Thought-provoking and moving
I picked this book up in a second-hand shop a few months ago, thinking it would be something in the cyberpunk mould of William Gibson, but not realizing it had been aimed at a teenaged readership. It doesn't take long to read, but it's stayed with me for a long time. I was reminded of "The Catcher In The Rye", "The Machine Stops", "Shampoo Planet", "A Clockwork Orange" and "Snow Crash".
By using what seems to be only minimal extrapolation from where we are, Anderson posits a future where all media, commerce and advertising is processed by a networked computer that's been embedded into your brain. The result is a non-stop flow of information (the feed) which is tailor-made to what its providers think you're interested in. In the case of the teenaged protagonists this is - as ever - music, film, fashion, celebrity news and soap operas, along with the functionality for mutual chat sessions.

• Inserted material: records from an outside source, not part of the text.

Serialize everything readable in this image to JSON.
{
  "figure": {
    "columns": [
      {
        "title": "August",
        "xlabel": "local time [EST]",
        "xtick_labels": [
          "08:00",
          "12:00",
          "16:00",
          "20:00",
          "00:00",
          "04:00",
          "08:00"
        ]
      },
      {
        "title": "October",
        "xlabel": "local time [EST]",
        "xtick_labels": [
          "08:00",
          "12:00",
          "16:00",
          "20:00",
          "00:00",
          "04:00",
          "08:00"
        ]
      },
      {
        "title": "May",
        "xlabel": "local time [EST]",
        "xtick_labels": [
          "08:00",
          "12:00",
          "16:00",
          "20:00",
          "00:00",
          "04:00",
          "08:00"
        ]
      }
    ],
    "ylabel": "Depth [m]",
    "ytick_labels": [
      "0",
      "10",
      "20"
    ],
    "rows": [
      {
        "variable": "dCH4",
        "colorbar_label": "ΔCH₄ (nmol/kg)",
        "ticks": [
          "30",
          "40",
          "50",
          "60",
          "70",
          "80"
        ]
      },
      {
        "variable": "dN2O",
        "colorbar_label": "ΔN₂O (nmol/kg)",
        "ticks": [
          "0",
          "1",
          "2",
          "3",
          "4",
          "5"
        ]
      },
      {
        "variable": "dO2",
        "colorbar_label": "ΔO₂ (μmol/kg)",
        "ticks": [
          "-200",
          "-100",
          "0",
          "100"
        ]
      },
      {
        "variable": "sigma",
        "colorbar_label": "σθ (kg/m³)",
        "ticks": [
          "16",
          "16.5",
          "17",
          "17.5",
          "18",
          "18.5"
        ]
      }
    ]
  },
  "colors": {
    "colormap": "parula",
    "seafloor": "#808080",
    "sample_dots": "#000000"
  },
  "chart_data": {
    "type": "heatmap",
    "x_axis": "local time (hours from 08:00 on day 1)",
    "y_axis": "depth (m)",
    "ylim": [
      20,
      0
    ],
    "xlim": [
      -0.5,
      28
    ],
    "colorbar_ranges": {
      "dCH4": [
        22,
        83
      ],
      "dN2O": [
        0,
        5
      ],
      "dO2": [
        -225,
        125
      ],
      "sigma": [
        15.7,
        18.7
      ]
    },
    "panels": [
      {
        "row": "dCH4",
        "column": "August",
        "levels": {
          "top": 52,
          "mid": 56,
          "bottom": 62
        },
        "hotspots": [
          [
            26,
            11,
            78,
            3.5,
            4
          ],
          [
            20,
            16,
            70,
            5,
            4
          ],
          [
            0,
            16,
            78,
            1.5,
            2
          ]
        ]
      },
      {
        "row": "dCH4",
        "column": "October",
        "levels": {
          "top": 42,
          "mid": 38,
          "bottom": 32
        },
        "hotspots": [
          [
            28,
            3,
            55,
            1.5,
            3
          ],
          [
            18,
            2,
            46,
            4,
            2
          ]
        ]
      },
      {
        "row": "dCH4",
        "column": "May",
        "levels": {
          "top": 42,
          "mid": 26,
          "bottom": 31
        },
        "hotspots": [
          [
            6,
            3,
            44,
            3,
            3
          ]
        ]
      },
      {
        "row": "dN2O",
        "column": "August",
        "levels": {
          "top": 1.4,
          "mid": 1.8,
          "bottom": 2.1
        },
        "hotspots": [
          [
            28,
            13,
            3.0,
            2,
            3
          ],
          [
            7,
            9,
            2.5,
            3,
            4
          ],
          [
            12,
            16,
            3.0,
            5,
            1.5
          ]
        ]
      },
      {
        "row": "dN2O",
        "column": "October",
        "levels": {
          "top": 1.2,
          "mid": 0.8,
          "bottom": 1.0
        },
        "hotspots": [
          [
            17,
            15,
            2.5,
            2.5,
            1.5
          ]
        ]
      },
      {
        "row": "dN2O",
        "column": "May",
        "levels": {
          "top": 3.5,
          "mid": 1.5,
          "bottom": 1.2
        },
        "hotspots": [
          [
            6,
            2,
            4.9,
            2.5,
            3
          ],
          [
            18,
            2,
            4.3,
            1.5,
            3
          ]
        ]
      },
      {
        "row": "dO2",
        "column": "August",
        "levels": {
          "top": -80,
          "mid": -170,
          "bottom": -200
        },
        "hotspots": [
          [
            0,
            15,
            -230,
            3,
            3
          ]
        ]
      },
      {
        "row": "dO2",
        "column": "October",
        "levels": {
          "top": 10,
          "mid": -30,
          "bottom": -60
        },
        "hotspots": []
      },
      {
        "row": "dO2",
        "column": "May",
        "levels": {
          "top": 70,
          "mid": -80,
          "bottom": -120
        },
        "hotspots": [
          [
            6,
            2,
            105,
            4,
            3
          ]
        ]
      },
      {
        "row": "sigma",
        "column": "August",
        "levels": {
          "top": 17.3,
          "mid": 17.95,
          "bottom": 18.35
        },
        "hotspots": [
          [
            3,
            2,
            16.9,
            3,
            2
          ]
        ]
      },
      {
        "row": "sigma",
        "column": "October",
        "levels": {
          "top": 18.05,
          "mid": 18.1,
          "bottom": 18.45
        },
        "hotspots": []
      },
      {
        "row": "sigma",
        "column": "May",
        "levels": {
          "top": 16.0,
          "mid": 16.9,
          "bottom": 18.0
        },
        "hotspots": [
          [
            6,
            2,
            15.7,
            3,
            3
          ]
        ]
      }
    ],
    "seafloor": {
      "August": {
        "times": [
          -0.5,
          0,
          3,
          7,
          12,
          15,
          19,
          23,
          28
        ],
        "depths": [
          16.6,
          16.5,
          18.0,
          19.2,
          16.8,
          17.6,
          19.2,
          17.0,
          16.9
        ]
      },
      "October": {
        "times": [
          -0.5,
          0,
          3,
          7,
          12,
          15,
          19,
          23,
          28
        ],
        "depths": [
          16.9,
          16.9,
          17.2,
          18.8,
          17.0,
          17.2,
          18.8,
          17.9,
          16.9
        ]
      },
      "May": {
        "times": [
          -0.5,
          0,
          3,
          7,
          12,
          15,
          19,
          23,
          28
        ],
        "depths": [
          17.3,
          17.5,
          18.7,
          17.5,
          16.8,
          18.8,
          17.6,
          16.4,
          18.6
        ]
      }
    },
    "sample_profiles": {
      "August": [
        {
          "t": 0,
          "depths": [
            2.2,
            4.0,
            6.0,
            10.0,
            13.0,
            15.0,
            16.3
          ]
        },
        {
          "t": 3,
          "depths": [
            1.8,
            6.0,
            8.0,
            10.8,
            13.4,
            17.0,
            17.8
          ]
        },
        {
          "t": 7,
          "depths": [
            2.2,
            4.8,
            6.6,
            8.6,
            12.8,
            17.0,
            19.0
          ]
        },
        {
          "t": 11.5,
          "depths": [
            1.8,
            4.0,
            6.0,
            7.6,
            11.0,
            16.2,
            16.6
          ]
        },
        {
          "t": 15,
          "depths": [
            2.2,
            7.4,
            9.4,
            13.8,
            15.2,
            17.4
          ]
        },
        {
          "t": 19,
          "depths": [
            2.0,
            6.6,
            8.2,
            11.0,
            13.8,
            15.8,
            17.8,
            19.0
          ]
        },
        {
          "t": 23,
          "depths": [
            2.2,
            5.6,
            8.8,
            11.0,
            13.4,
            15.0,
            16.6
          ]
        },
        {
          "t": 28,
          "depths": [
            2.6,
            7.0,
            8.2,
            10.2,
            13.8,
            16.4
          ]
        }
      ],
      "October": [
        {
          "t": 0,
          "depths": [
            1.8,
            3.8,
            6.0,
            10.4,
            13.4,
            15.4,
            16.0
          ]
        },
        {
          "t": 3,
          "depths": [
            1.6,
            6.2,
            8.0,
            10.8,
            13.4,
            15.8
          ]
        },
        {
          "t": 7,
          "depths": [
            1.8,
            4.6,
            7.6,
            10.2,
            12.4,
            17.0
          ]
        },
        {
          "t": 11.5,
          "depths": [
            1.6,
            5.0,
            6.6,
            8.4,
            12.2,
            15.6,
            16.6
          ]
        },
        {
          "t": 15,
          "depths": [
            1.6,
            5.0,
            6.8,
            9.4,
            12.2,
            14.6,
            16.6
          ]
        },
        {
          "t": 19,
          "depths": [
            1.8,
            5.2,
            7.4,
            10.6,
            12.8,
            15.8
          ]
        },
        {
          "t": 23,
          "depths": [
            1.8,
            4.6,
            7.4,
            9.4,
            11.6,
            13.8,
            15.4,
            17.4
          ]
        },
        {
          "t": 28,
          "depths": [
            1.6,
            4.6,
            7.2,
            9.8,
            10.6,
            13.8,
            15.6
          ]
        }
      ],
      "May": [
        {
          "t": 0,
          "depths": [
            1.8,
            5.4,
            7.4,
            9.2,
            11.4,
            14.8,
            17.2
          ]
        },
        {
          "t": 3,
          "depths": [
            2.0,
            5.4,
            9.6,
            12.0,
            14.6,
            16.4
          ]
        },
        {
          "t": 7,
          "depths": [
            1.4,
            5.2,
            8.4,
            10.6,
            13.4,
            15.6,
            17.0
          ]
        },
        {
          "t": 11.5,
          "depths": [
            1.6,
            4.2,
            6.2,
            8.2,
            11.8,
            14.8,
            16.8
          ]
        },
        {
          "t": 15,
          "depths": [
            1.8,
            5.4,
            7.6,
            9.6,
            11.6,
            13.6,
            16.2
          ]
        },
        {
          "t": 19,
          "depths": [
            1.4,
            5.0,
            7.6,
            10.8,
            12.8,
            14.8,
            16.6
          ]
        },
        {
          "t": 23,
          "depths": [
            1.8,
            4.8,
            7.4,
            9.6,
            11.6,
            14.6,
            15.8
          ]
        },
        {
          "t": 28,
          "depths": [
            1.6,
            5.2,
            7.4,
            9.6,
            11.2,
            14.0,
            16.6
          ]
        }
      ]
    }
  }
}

Because of the deep connection between the hardware and the wetware, the feed is also adjusted according to your mood: for example, at one point when a boy is tongue-tied in the presence of a girl he likes, it advertises a site which offers great chat-up lines. More interestingly, the way in which information is fed directly into the brain seems to have led to the loss of literacy, which is one of the reasons for the much-commented-on slang used by the characters (and the narrator). In the presence of limitless amounts of information, knowledge has become atrophied: anything (for example, the meaning of a word) can be looked up instantly, but people prefer to use this resource for shopping.
I found this notion to be incredibly prescient. Thus, when I arrived on the Amazon site, it told me about books and CDs I might be interested in, based on my earlier purchases and what I've said I already own; it emails me regularly with similar suggestions. The technology in this book doesn't seem that much further along. As you might have already guessed, the story is about someone who tries to resist the feed, in an attempt to think for themselves. You can probably also guess what happens next. But that's no reason not to read this excellent, thought-provoking and deeply moving book.